まんまるとかわいい餅とはだいぶ違って、フチャギは白餅の周りに黒い豆がポツポツポツとくっついています。お餅が大好きな私ですが、フチャギだけは試してみるまでに少しだけ時間がかかりました。幼かった私はまだ小豆の美味しさがわからず、「甘くも辛くもしょっぱくもなく、びっくりするほど味がしない…」というのが正直な感想でした。

フチャギは、旧暦の八月十五日に神様や仏様にお供えする餅菓子です。形は細長いエクレアに似て、ひと回り小さめ。おはぎは、小豆に砂糖を加えて炊いた餡を使うのに対し、フチャギは茹でた小豆を粒のまま使い、餅にも甘みを加えないため味は大きく異なります。軽い塩味の地域もあります。時代でしょうか、黒糖を加えた甘いフチャギも登場しています。

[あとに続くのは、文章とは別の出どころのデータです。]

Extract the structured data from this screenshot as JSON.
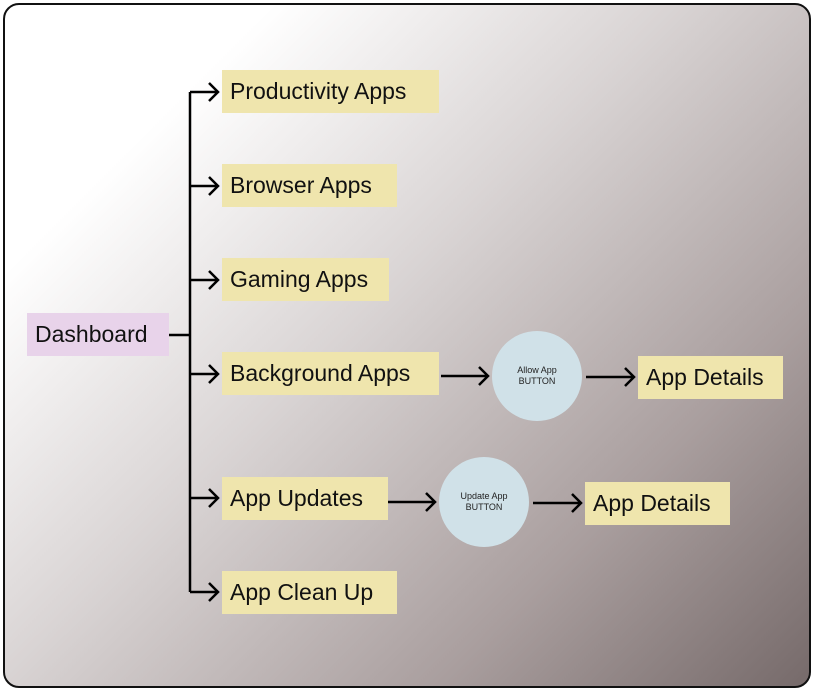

中秋の名月がのぼるジューグヤー(十五夜)には、その年の豊穣と子孫繁栄を願って供えました。仏壇や火の神(ヒヌカン:台所で火を司る神様)にフチャギを供え、祈るのは母たち女性の役割でした。ちょうど小豆の収穫時期、年に一度のタイミングです。
今でこそフチャギといえば楕円形ですが、以前は十五夜に作るからか、丸型だったようです。また、名前の由来も気になるところ。那覇市の市場本通りで60年お餅屋さんをしている「やまや」の兼島久子さんに伺うと、島の言葉でいっぱいになる、溢れるほどの豊作を「フチャーギン」と言うそうで、「フカギ」と呼ぶところも。また、豆の赤い色は厄を払う意味もあり、邪気を遠ざける力をもつ色と考えられていたようです。

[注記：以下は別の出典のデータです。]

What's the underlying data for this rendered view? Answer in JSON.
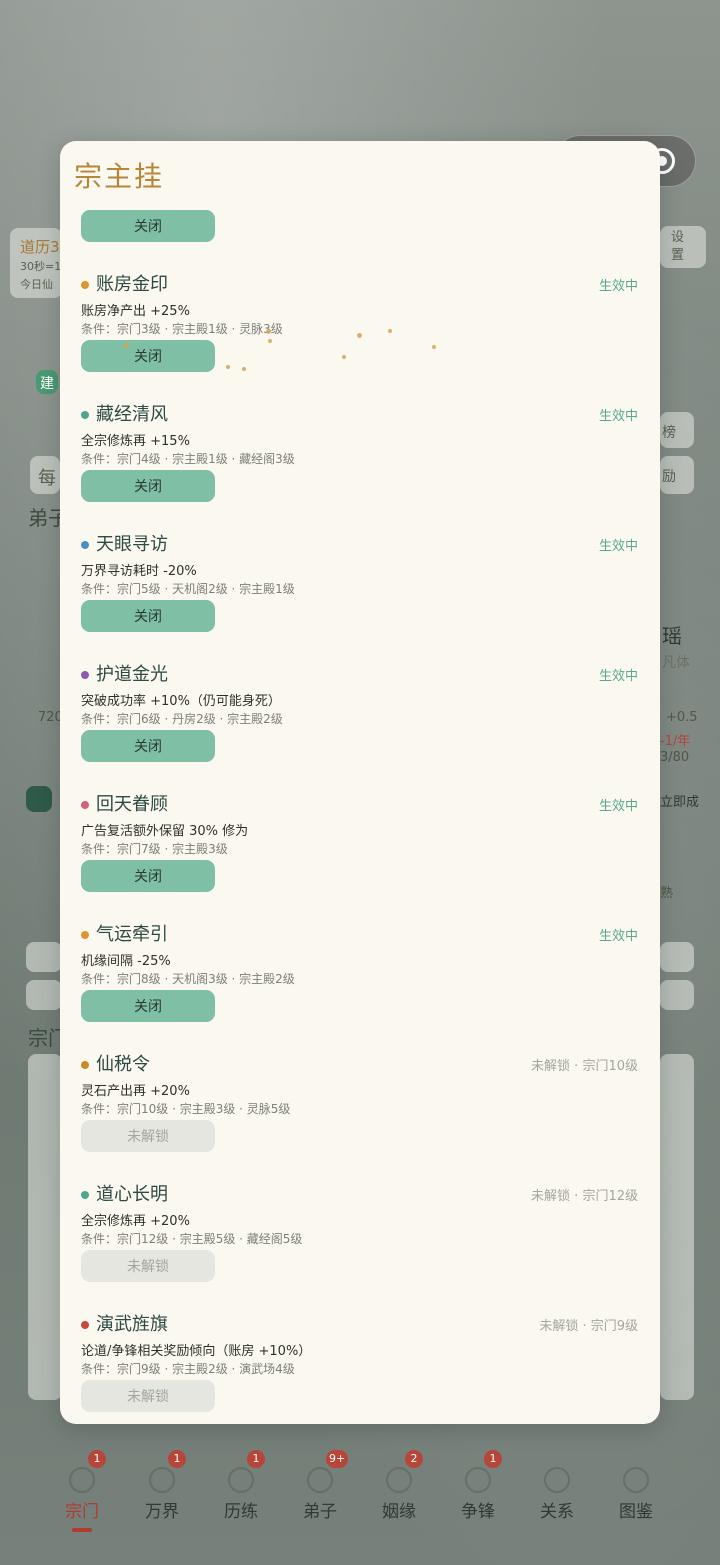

年に一度、食に祈りや思いを込めて作られていた供え菓子。餅の白は月を、小豆は星を表しているとも言われているようで、想像すると真っ暗な空に映える月の光、その周りにも星がキラキラしているのかな?
「今日は売り切れましたねー」と、兼島さん。なんと、昔は年に一度のフチャギも今では地域の人たちの朝食やおやつにもなっていました。「夏場食欲がない時には、食べやすいみたいで、1個お茶碗2杯のお米の量が使われているから力もつきますし、甘くもないからご飯の代わりに食べている方も多いですよ」。一年に一度の祈りの場から、今では私たちの暮らしの中にある「フチャギ」です。
「これがあるんですけど」と持ってきていただいたのが、餅の年中行事カレンダー。なんと季節ごとの伝統行事とお餅の種類がびっしりと書かれていました。
年に26の行事と17種もの餅。フチャギはその一つです。餅を工夫しつつ、たくさんの祈りを込めてきたことを知りました。今年の十五夜は9月10日(土)、フチャギに思いを込めて満月の夜を楽しみます。